By my understanding, and please correct me if I am wrong, we did not attack Iraq because of anything Hussein was doing to his own people (this may have been an underlying reason). We attacked Iraq and destroyed/restructured its government because the country was a safe haven for terrorists and terrorist organizations. Granted, I know there were other reasons, but this was why we attacked Iraq as a part of the War on Terror if I understand everything correctly.
If that is true 'timothy hybart' wouldn't it mean that the only way we can measure that we are succeeding is to not get attacked by terrorists again? That seems difficult seeing that if we do get attacked then we failed and if we don't then we have to stay there to make sure it doesn't happen.
If you mean success in the War on Terror then I suppose you are correct. If you are implying that success in Iraq means we don't get attacked any more then I think you're incorrect. Restructuring the government, by my understanding, is meant to keep Iraq from being a safe haven for terrorists. We may still get attacked, but it will more likely be based from somewhere else. This does not mean we have to stay in Iraq forever.
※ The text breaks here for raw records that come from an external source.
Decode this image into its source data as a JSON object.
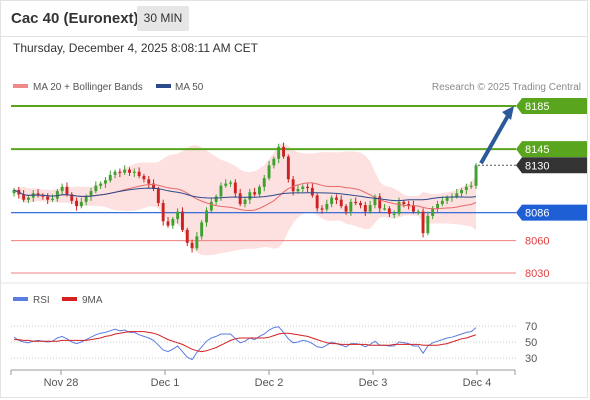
{
  "header": {
    "title": "Cac 40 (Euronext)",
    "timeframe": "30 MIN",
    "datetime": "Thursday, December 4, 2025 8:08:11 AM CET"
  },
  "colors": {
    "resistance": "#5aa51e",
    "support": "#1f5fd6",
    "weak_level": "#f08080",
    "last_price": "#333333",
    "bull_candle": "#3ca12e",
    "bear_candle": "#cc2222",
    "ma20": "#e66a6a",
    "bollinger_fill": "#fde0e0",
    "ma50": "#2a4a8c",
    "rsi": "#5a7de0",
    "rsi_ma": "#d42020",
    "arrow": "#2b5a9a"
  },
  "chart_data": [
    {
      "type": "candlestick",
      "title": "",
      "legend": [
        {
          "label": "MA 20 + Bollinger Bands",
          "color": "#f08a8a"
        },
        {
          "label": "MA 50",
          "color": "#2a4a8c"
        }
      ],
      "legend_placement": "top-left",
      "credit": "Research © 2025 Trading Central",
      "x_ticks": [
        "Nov 28",
        "Dec 1",
        "Dec 2",
        "Dec 3",
        "Dec 4"
      ],
      "y_range": [
        8020,
        8200
      ],
      "levels": [
        {
          "label": "8185",
          "value": 8185,
          "kind": "resistance"
        },
        {
          "label": "8145",
          "value": 8145,
          "kind": "resistance"
        },
        {
          "label": "8130",
          "value": 8130,
          "kind": "last_price"
        },
        {
          "label": "8086",
          "value": 8086,
          "kind": "support"
        },
        {
          "label": "8060",
          "value": 8060,
          "kind": "minor"
        },
        {
          "label": "8030",
          "value": 8030,
          "kind": "minor"
        }
      ],
      "arrow": {
        "from": 8130,
        "to": 8185,
        "direction": "up"
      },
      "close": [
        8107,
        8103,
        8098,
        8100,
        8104,
        8102,
        8101,
        8098,
        8099,
        8106,
        8110,
        8103,
        8097,
        8092,
        8096,
        8101,
        8106,
        8111,
        8113,
        8116,
        8121,
        8124,
        8123,
        8126,
        8123,
        8124,
        8120,
        8117,
        8113,
        8108,
        8095,
        8078,
        8074,
        8080,
        8087,
        8070,
        8058,
        8053,
        8064,
        8077,
        8088,
        8096,
        8101,
        8111,
        8113,
        8114,
        8104,
        8094,
        8098,
        8105,
        8103,
        8110,
        8118,
        8130,
        8136,
        8147,
        8138,
        8117,
        8106,
        8108,
        8110,
        8109,
        8102,
        8090,
        8089,
        8094,
        8100,
        8098,
        8092,
        8087,
        8096,
        8095,
        8093,
        8087,
        8093,
        8101,
        8090,
        8090,
        8085,
        8085,
        8096,
        8094,
        8093,
        8087,
        8087,
        8067,
        8083,
        8090,
        8094,
        8097,
        8100,
        8101,
        8104,
        8107,
        8110,
        8111,
        8130
      ]
    },
    {
      "type": "line",
      "title": "",
      "legend": [
        {
          "label": "RSI",
          "color": "#5a7de0"
        },
        {
          "label": "9MA",
          "color": "#d42020"
        }
      ],
      "y_range": [
        20,
        80
      ],
      "y_ticks": [
        70,
        50,
        30
      ],
      "series": [
        {
          "name": "RSI",
          "values": [
            56,
            52,
            50,
            49,
            51,
            52,
            51,
            50,
            51,
            55,
            57,
            54,
            50,
            48,
            50,
            53,
            56,
            59,
            61,
            62,
            64,
            66,
            64,
            65,
            62,
            62,
            59,
            57,
            55,
            52,
            46,
            40,
            38,
            41,
            45,
            38,
            31,
            28,
            37,
            44,
            51,
            55,
            57,
            60,
            60,
            60,
            54,
            49,
            51,
            55,
            53,
            57,
            60,
            65,
            68,
            69,
            62,
            54,
            49,
            50,
            52,
            51,
            48,
            44,
            43,
            46,
            50,
            48,
            46,
            44,
            48,
            48,
            47,
            44,
            47,
            51,
            46,
            46,
            45,
            45,
            50,
            49,
            48,
            45,
            45,
            36,
            45,
            49,
            51,
            53,
            55,
            56,
            58,
            60,
            62,
            63,
            68
          ]
        },
        {
          "name": "9MA",
          "values": [
            53,
            53,
            52,
            52,
            51,
            51,
            51,
            51,
            51,
            51,
            52,
            52,
            52,
            52,
            52,
            52,
            53,
            54,
            55,
            57,
            58,
            60,
            61,
            62,
            63,
            63,
            63,
            63,
            62,
            61,
            59,
            56,
            53,
            51,
            49,
            47,
            44,
            41,
            39,
            38,
            39,
            41,
            43,
            46,
            49,
            52,
            54,
            55,
            55,
            55,
            55,
            55,
            55,
            56,
            58,
            60,
            61,
            61,
            60,
            59,
            58,
            57,
            55,
            53,
            51,
            49,
            48,
            48,
            47,
            47,
            47,
            47,
            47,
            47,
            46,
            46,
            46,
            46,
            46,
            47,
            47,
            47,
            47,
            47,
            47,
            46,
            46,
            46,
            46,
            47,
            48,
            50,
            52,
            54,
            55,
            57,
            59
          ]
        }
      ]
    }
  ]
}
So we agree that our offense is weak because our enemy can strike from anywhere right? So then let us switch to a stronger defense. Remember the year the Buccaneers whipped up on everyone basically with defense alone? War is like a game of football or a game of chess. Infact a lot of the games and songs we sing are based on war. "Ring around the rosies, pocket full of posies, ashes ashes we all fall down." Shoots the game of life was a war game too. We need to apply the tactics we have grown up with and are second nature to us.
>We attacked Iraq and destroyed/restructured its government because the country was a safe haven for terrorists and terrorist organizations.
Sort of. There were something like 13 official reasons for the invasion. Connections to terrorism were one of them. The only connections that turned out to be true, though, were connections to Palestinian terrorists. There were no connections to al-Qaeda or 9/11, which some people argued were the reason we went in. Weapons of mass destruction were always the biggest reason.
Daniel, there are different approaches to dealing with insurgencies than traditional war and most of the strategies that work in one don't work in the other.
>We may still get attacked, but it will more likely be based from somewhere else.
As far as any available evidence shows, prior to our invasion, no anti-American terrorist attack ever had anything to do with Iraq.